Re: auto add spam/ham for manual learning

Posted by John Hardin <jh...@impsec.org>.
On Thu, 12 Apr 2012, joea wrote:

> I see where one can forward mail to location and have spamassassin scan them.  For both spam and ham I gather.
>
> Wondering what settings to change to have it ignore any additional info the forward adds.   Yes, I am looking for a bit of spoon feeding here, as, well, it's been along day.

Forwards are unavoidably mangled and/or abridged as part of the forwarding 
process. There are no settings to undo that.

The best you can do if you're doing forwarding for training, is to require 
that the original ham/spam be forwarded as an RFC822 attachment, and then 
have a mailbox preprocessing step that extracts the attachments and saves 
them in the "real" learning mail folders. This doesn't guarantee no lost 
or altered data, but it will minimize it. It's also possibly more 
technically advanced than your users will be comfortable with.

If your mail server supports it, a better way is to define a couple of 
public/shared mail folders (e.g. public IMAP folders) and have people move 
missed spams and copy misclassified hams from their private folders to 
those public folders. This will avoid the changes made to the message from 
being forwarded. Then train from those folders.

If you do that, you probably don't want to leave messages sitting in the 
shared ham folder; move them to a private-to-admin folder.

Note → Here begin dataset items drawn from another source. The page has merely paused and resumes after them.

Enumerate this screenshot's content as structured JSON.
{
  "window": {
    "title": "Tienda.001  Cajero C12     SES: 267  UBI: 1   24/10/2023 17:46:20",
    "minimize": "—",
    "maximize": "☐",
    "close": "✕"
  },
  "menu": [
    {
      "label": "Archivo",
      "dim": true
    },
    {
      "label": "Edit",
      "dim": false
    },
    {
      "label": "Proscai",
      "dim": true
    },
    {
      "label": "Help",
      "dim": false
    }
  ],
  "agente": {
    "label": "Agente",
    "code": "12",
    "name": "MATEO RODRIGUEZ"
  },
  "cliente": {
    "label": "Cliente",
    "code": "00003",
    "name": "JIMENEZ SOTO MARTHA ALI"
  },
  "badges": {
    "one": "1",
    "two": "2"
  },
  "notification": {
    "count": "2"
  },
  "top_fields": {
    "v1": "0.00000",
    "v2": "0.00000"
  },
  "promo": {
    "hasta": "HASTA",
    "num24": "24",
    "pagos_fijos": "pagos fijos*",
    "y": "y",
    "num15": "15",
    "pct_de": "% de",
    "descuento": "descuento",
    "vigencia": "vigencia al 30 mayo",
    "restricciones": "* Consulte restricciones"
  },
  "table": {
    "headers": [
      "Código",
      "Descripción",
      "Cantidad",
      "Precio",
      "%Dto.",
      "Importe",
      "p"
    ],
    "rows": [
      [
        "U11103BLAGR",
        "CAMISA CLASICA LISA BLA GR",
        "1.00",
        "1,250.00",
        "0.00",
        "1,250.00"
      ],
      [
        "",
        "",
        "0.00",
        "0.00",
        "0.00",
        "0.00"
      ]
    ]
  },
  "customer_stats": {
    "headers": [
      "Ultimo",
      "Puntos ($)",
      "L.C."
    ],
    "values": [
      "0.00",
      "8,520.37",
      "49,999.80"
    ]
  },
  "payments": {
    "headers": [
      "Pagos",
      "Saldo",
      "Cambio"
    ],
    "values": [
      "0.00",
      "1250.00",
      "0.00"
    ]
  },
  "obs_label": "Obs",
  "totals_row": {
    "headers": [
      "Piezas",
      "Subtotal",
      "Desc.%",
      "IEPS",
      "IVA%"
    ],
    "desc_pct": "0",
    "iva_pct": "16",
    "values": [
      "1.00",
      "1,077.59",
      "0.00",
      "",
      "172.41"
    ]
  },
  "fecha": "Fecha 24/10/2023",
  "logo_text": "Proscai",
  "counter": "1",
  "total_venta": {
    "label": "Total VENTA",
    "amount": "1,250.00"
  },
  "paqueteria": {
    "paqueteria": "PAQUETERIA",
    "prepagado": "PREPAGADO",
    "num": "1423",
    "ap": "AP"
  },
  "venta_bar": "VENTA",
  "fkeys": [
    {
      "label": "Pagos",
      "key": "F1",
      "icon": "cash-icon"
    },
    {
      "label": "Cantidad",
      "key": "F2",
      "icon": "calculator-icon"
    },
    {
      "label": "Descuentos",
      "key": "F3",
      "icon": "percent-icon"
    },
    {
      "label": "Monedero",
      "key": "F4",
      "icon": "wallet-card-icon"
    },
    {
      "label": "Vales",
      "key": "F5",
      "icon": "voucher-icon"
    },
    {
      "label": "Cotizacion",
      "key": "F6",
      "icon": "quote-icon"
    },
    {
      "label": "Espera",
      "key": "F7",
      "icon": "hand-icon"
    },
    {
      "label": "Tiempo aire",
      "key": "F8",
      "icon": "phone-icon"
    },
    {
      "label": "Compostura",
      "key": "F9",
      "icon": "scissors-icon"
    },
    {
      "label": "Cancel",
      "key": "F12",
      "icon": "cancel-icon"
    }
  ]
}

Either way, I don't recommend deleting any messages that were submitted 
for training - in other words, keep your training corpora. Having your 
training corpora allows you to troubleshoot and correct accidental (or 
malicious) mistraining, and allows you to wipe and retrain from scratch if 
you need to (e.g. if you lose your entire Bayes database for some reason).

-- 
  John Hardin KA7OHZ                    http://www.impsec.org/~jhardin/
  jhardin@impsec.org    FALaholic #11174     pgpk -a jhardin@impsec.org
  key: 0xB8732E79 -- 2D8C 34F4 6411 F507 136C  AF76 D822 E6E6 B873 2E79
-----------------------------------------------------------------------
   Gun Control laws cannot reduce violent crime, because gun control
   laws focus obsessively on a tool a criminal might use to commit a
   crime rather than the criminal himself and his act of violence.
-----------------------------------------------------------------------
  Tomorrow: Thomas Jefferson's 269th Birthday